Le souvenir du confort de la vie utérine représente-t-il un premier sentiment d’intimité ?
À notre humble avis, l’intimité représente un état qui protège l’individu face au monde extérieur. Toutefois, l’altérité, c’est-à-dire tout ce processus d’échange avec d’autres interlocuteurs, permet à l’être humain de gagner en maturité. L’authentique indépendance de l’être est tributaire d’un juste équilibre entre intimité et altérité. C’est en se confrontant à autrui que l’on se forge des armes qui nous aideront à survivre par la suite.
Si la confrontation semble venir menacer (temporairement) notre intimité, elle représente, malgré tout, le lieu de tous nos apprentissages en définitive.
Communiquer, c’est communier avec autrui. Et, contre toute attente, les esprits libres communient en débattant. Le débat, par-delà les joutes oratoires et les passes d’armes littéraires, reprèsente une forme primitive de démocratie, le ferment d’une possible forme d’organisation des «forces en présence».

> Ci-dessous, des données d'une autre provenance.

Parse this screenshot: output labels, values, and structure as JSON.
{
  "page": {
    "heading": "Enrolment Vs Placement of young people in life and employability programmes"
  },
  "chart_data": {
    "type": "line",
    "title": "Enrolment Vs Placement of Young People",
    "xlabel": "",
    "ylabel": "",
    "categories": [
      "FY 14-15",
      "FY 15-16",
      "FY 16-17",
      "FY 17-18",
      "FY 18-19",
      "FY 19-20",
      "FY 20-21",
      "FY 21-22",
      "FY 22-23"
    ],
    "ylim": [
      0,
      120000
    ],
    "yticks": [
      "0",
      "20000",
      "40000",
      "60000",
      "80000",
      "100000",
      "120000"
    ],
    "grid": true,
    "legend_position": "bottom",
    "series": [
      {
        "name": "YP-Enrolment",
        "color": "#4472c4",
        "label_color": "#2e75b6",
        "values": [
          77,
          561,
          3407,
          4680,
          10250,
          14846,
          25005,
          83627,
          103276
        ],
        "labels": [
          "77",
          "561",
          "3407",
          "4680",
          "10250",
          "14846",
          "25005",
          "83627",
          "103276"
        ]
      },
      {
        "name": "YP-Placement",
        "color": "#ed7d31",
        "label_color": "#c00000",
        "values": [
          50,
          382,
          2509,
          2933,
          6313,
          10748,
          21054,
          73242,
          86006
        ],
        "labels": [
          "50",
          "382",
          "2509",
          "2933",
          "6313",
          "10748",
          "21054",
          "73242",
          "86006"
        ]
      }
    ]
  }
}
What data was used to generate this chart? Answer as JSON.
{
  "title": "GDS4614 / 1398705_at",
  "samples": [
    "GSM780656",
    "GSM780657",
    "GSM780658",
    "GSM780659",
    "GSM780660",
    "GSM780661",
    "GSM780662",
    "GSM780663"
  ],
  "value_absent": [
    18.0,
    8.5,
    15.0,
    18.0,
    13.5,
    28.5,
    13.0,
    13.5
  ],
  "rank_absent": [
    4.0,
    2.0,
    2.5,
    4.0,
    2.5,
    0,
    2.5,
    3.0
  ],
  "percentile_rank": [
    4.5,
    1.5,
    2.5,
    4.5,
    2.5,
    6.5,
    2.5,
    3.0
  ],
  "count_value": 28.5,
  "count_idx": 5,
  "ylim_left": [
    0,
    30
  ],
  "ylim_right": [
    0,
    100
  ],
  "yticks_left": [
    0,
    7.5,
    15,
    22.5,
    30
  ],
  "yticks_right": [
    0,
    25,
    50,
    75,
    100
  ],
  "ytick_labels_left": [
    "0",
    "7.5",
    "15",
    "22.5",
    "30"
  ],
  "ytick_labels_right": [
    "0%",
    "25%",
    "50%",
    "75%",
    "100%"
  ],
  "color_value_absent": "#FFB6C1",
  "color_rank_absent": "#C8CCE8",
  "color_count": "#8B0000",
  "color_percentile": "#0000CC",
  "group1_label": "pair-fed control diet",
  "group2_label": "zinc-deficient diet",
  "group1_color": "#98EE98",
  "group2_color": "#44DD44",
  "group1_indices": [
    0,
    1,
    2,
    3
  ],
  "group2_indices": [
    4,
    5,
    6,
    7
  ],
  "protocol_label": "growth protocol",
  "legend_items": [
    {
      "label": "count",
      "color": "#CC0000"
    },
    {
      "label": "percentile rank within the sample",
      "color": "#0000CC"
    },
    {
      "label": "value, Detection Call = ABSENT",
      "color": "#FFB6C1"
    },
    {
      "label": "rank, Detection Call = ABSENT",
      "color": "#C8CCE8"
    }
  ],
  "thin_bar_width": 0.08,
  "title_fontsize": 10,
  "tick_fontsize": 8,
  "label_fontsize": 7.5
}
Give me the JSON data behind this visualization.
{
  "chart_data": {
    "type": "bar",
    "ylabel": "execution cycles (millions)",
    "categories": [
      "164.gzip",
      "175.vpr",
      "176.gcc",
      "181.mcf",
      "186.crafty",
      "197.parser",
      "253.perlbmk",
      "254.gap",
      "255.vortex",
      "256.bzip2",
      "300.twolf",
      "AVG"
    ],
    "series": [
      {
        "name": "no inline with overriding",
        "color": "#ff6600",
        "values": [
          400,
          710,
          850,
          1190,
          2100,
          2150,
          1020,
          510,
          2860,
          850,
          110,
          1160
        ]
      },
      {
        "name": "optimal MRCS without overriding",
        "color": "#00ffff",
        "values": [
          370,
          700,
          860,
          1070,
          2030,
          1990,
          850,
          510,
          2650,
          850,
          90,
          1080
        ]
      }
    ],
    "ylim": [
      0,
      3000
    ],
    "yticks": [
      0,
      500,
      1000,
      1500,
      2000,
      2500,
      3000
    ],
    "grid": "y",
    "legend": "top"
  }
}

Mais, pour débattre, il faut se connaître soi-même. C’est ce qui explique le fameux «je est un autre» prononcé par Arthur Rimbaud à l’intérieur d’une lettre rédigée en 1871. Extraordinaire intuition du jeune poète qui pressentait, avec plusieurs coups d’avance, l’impasse de la communication moderne. Mais, comme l’on construit son langage à partir de nos contacts avec autrui, «nous sommes les autres» par la force des choses et il peut être ardu de débusquer sa «réelle» identité à travers cette jungle de la communication.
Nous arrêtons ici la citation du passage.